Editor’s letter
At the end of May, a takeover bid by Philip Green put Marks & Spencer, a mainstay of the British high street, in ‘play’ – on the table as a takeover prospect. For the past seven years, Britain’s provider of sensible underwear has struggled on the stock market. Since a high of more than 660 pence a share in October 1997, three years later it was a quarter of that. And despite improvements, it has languished around the 300 mark since early 2003. This performance meant that back in late 1999 Green was already mulling a bid for the company but rumours of the company being a potential takeover target gradually simmered away. Then on May 27 those rumours were substantiated and the share price duly rose 21%.
After watching their investments perform poorly for seven years, shareholders were relieved that Green was finally going to realise some value for them. Not only would he buy the majority of the shares but the brilliant Green would no doubt turn M&S from provider of frocks for Henman-supporting housewives into the epitome of urban cool. However he has a much faster way of realising value for shareholders: the bonds.

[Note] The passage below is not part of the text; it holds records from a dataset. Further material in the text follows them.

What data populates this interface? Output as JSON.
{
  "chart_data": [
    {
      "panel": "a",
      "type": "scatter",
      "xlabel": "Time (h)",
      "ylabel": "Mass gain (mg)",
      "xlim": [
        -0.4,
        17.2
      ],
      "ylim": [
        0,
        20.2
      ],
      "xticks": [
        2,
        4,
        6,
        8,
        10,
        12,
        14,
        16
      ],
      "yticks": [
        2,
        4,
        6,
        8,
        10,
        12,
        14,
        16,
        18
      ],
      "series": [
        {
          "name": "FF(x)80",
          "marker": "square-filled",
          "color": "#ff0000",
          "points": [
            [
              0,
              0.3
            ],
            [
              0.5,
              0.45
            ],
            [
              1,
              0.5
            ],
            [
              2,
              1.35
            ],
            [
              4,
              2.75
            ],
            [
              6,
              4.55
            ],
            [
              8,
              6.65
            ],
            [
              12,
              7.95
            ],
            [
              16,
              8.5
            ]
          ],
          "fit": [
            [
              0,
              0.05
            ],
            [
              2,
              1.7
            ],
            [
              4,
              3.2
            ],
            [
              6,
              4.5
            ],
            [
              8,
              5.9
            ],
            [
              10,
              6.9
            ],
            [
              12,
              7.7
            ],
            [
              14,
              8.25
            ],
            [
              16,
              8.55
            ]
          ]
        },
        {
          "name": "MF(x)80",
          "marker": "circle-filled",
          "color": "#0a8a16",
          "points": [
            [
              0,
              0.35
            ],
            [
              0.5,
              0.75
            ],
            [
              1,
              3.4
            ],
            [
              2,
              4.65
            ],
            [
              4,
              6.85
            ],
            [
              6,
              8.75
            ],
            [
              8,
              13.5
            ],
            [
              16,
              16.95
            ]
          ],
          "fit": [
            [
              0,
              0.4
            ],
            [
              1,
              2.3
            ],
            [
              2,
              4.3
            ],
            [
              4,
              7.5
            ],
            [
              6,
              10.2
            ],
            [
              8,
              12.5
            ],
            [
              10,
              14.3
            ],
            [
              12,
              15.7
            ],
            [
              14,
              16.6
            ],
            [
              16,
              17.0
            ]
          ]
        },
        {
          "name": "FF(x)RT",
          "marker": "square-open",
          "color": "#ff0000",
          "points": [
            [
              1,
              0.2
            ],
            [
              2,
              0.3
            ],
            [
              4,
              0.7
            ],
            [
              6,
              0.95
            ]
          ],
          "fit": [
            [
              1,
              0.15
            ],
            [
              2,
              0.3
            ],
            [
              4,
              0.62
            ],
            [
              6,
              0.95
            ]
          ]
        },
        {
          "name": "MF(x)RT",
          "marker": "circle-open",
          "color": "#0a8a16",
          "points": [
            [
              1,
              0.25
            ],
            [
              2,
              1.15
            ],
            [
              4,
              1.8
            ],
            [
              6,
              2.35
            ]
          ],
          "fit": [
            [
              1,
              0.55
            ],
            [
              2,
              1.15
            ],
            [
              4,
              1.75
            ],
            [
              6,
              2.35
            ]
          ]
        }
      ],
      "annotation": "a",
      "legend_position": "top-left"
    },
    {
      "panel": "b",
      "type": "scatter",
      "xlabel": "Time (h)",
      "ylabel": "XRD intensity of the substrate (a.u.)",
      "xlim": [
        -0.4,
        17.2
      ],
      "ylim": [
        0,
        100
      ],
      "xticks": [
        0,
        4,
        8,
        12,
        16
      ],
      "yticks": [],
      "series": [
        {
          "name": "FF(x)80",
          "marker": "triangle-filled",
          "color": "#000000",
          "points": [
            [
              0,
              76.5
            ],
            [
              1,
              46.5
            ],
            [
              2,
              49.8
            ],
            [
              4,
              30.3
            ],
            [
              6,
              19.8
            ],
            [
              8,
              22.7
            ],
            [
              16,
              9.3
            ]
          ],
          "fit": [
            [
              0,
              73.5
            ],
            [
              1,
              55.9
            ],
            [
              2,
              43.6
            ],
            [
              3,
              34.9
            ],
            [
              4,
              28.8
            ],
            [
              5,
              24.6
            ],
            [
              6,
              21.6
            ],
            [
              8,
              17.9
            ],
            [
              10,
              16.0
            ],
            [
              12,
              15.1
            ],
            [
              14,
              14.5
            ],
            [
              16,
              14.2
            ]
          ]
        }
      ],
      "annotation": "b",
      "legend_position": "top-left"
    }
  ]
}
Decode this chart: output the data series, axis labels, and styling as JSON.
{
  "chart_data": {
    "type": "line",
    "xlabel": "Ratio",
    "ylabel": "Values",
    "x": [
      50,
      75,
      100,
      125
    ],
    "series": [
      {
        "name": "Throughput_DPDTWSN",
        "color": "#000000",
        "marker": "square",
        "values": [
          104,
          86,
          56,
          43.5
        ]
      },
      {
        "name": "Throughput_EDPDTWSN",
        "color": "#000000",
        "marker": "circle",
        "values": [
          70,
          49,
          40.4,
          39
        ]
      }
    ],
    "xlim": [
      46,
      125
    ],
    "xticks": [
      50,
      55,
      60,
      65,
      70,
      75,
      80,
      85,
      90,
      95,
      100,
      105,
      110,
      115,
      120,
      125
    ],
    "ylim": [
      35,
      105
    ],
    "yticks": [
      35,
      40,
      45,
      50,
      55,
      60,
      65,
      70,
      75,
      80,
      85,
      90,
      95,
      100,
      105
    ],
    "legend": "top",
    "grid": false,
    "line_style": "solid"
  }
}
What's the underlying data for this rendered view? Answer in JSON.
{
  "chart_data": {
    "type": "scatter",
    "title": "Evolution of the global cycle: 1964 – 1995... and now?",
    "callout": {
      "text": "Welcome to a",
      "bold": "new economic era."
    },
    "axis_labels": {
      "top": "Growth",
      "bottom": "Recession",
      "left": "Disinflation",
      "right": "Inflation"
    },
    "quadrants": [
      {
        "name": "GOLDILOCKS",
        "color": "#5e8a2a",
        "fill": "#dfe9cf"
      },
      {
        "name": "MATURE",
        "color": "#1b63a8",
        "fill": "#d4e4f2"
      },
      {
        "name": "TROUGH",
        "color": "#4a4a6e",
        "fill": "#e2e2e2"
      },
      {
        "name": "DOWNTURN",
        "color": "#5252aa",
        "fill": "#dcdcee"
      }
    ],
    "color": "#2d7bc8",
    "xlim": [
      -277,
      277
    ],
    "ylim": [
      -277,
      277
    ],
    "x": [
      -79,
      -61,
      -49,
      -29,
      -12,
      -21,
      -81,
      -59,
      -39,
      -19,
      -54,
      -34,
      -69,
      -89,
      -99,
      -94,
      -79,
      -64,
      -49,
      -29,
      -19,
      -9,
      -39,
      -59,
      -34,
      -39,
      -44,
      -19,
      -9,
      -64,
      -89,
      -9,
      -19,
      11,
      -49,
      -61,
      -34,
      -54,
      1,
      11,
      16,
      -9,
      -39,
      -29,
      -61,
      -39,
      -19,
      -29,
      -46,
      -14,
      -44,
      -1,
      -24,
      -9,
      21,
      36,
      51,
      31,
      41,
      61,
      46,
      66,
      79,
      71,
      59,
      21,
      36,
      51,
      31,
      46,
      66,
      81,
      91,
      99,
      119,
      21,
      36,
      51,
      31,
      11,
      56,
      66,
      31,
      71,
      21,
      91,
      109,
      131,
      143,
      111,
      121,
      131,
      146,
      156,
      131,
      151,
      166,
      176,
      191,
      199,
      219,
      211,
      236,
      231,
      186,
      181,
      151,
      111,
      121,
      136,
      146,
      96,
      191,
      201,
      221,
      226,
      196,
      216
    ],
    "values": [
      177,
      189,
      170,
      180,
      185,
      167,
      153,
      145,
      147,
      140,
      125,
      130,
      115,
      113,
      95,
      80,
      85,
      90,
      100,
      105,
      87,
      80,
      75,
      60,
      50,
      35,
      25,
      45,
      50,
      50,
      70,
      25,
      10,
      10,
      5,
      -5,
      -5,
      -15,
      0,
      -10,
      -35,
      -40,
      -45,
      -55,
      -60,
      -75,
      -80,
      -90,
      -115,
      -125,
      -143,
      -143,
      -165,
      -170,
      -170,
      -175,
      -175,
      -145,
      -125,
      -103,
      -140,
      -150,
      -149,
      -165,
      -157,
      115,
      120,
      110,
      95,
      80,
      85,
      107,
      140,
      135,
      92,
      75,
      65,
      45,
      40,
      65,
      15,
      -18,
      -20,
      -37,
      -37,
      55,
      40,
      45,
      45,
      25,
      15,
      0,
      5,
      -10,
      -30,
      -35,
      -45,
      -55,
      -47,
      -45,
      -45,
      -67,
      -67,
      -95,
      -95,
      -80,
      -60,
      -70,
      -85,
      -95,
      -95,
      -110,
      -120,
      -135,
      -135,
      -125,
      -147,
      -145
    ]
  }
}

On the same day that shareholders earned 21%, bondholders lost roughly 14%. And unlike shareholders, the bondholders have barely had to do any waiting: in the three months since M&S issued its 10-year bond, the price has fallen from just short of par to the mid- to low 80s.
Thanks to M&S’s refusal to provide covenants on any of its bonds, Green has a pot of around £800 million ready to subordinate to what is effectively private equity. So the question is who bought the 10-year bond back in March? Lipper eMaxx, a tracker of bond holdings, can only account for roughly £45 million of the £400 million total. Presumably, some of the remainder was bought by hedge funds, prop desks and other accounts looking to make fast profits off a new issue. With any luck they will have hedged the position with a little equity.